Blackberry Almond Cupcakes
Before we get into the cupcakes, I just wanted to share a piece of news. Last week we excitedly announced that our beer cupcakes are now on the dessert menu at the Manito Tap House. Last night we were excited to get an email that they had sold out of cupcakes and were in need of some more! We’re heading off to the kitchen tonight (Sunday) to resupply them, what a great problem to have.
On to this weeks cupcake idea. I know that blackberries are out of season, but the idea of a blackberry cupcake sounded like something I required. We were in luck, our favorite grocery store had a fresh blackberries available. We also bought a bag of frozen berries, just to make sure we had enough. Even though blackberry sounds exciting by itself, I wanted to pair it with almonds to keep it interesting.
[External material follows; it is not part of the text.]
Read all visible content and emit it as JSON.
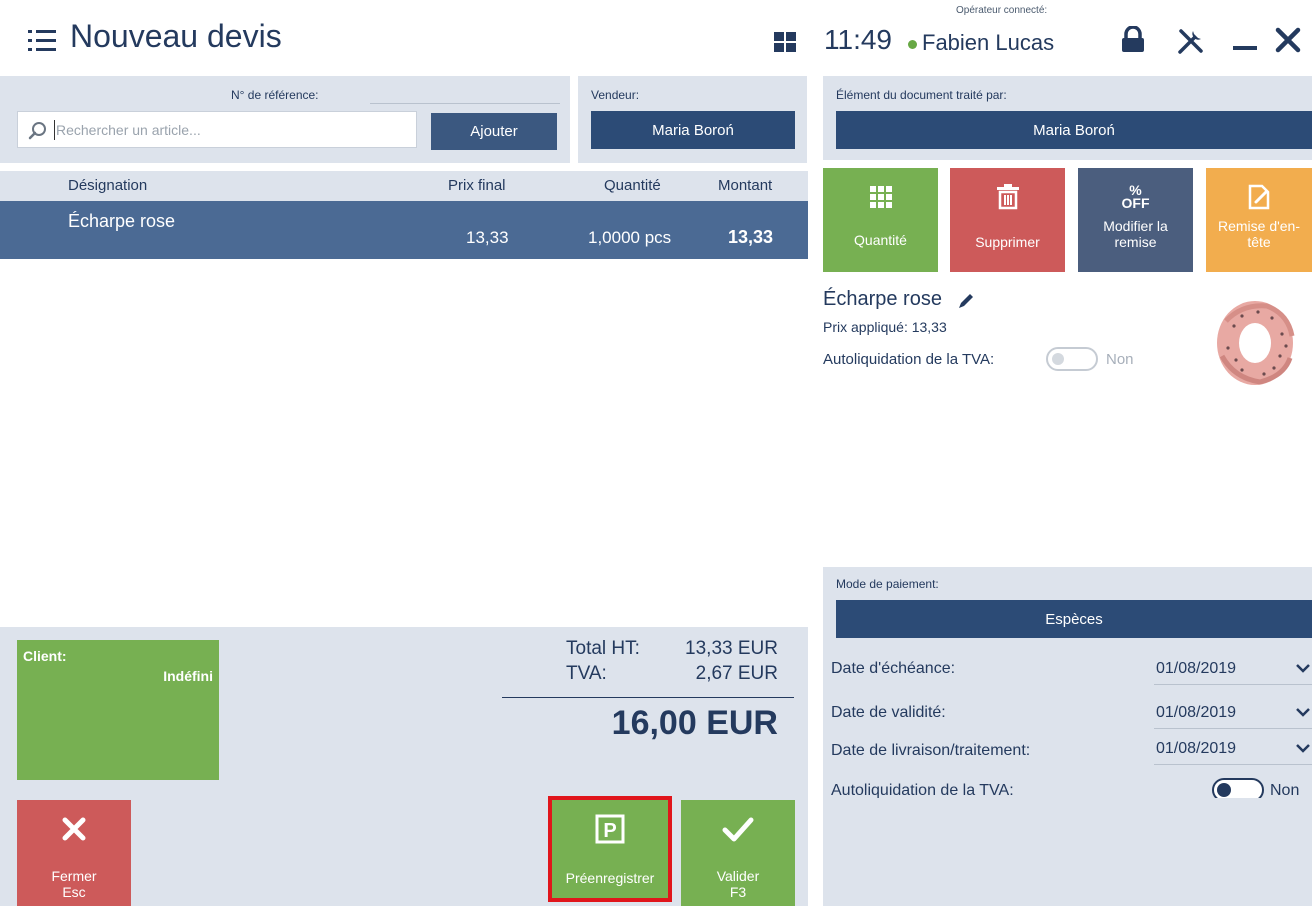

We used Samuel Adams Blackberry Witbier, which is a wheat beer with just a hint of blackberry flavor. This beer was perfect for our recipe. One of the other additions to this cake was a blackberry compote. I made it by smashing some berries over heat and added just a little bit of sugar and water to it. I cooked it down for a while, then separated the mashed fruit from the juice. I saved the juice to flavor the cream cheese frosting, and used the berry mash in the center of each cupcake. In the end, the fruit settled at the bottom of the cupcake, but it added a great burst of sweetness to the almond cake.
I’m not sure how to fix the issue of the fruit sinking to the bottom. It was suggested that we try and bake a small portion of batter in the bottom first, pull them out after a couple minutes, add the fruit, then cover with more batter before returning to the oven. I think next time we’ll give that a try. I’d rather bake the fruit inside than injecting them after they bake. We thought about that too, but the last time we did that, there were a few cupcakes explosions. (oops!) While I’m sure the best kind of explosion would be one of cupcakes, I just don’t want to clean up the mess.